Everyone on Wall Street wants to know whether massive AI investments will really pay off.
Nvidia CEO Jensen Huang tried his best during Wednesday’s closely watched earnings call, but he couldn’t expunge these doubts entirely.
The company’s third-quarter revenue forecast didn’t help. It missed so-called whisper numbers that represent the most bullish expectations. That left Nvidia stock down 7% in after-hours trading.
Analysts peppered the CEO with questions about the return on AI spending. His response was several versions of: “the people who are investing in Nvidia infrastructure are getting returns on it right away.”
Though Nvidia’s largest customers have yet to boast significant return on billions in AI investing, Huang drilled down on several places he sees profits coming from.
GPUs speed everything up
“Accelerated computing, of course, speeds up applications. It also enables you to do computing at a much larger scale, for example, scientific simulations or database processing,” said Huang.
“Accelerated computing” is Huang’s term for the kind that Nvidia graphics processing units enable. It’s also called parallel computing where the chips do many tasks simultaneously instead of in a sequence. That’s the foundation of generative AI and Huang contended that almost all existing computing jobs are headed in that direction for one major reason.
“It’s not unusual to see someone save 90% of their computing cost,” when they convert to accelerated computing, Huang said. The reason, he continued, is “you just sped up an application 50x. You would expect the computing cost to decline quite significantly.”
Consumer targeting
Recommendation engines, like the ones that tell you what to stream next, and digital ad targeting, were two modern data-processing tasks that are converting fast to accelerated computing, Huang said.
Cheaper, more accurate recommendations and better-targeted or ads could generate more revenue for companies that adopt those technologies. Meta, for instance, has turbo-charged profit in recent years by using AI to improve content recommendations and ad targeting.
Sophia Velastegui, a venture capitalist and former Microsoft AI executive, told Insider that identifying the return on AI investments may not be easy as it gets baked into these everyday functions of the internet.
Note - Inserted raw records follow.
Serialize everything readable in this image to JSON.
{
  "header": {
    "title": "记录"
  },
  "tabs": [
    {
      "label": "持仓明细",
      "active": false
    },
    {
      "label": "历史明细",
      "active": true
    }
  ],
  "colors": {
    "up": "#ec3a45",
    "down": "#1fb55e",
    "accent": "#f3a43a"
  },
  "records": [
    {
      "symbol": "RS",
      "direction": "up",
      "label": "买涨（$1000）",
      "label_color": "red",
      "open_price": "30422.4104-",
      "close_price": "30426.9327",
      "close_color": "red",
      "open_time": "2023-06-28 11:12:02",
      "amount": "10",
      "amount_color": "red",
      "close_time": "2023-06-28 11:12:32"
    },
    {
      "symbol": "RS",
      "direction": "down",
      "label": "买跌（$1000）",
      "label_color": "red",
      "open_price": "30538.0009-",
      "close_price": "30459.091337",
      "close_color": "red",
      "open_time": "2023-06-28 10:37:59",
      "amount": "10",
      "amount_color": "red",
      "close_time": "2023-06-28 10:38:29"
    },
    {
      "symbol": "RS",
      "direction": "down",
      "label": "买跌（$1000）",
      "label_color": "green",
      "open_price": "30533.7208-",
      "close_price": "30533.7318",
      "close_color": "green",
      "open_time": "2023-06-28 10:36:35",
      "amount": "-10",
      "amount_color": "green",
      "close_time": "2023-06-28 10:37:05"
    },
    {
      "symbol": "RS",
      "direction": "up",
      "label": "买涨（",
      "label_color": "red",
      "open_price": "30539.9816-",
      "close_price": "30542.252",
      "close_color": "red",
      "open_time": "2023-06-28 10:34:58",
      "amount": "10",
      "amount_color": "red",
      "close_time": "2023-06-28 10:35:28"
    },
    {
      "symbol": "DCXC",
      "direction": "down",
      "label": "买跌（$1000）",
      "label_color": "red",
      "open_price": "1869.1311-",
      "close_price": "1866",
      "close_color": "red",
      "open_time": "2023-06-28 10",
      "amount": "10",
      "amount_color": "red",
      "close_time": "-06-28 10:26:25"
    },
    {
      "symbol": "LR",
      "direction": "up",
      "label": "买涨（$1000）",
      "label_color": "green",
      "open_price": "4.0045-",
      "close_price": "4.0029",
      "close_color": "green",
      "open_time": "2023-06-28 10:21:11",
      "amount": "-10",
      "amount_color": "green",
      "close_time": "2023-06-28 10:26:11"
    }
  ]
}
“You may not be able to be like, ‘Hey, this growth is specifically from generative AI,” Velastegui said. She added that companies may not be keen to reveal the details of their AI gains for competitive reasons.
The AI cloud wave
Huang’s third pillar of AI ROI, at least for cloud providers, is the startup development frenzy across generative AI applications.
The largest cloud-computing providers, including Amazon and Microsoft, are major customers of Nvidia. When they buy GPUs, they put them in data centers and get paid relatively quickly for renting out this new AI computing capacity.
“Everything you stand up, you are going to get rented because so many companies are being founded to create generative AI and so your capacity gets rented right away, and the return on investment of that is really good,” Huang said.
Indeed, Nvidia has propelled a slew of new or reimagined cloud providers that purchase chips almost exclusively from Nvidia and specialize in the latest and greatest in AI computing.
It is going to be difficult to assuage investors concerns in this area because ultimately, Huang isn’t the executive they need to hear the message from. And what they’ve heard from other top tech execs, and top Nvidia customers, is calls for patience.
Meta spent $8.5 billion in the second quarter on computing infrastructure for AI and the metaverse. It plans to spend between $37 billion and $40 billion this year, though CEO Mark Zuckerberg told investors in July not to expect immediate returns.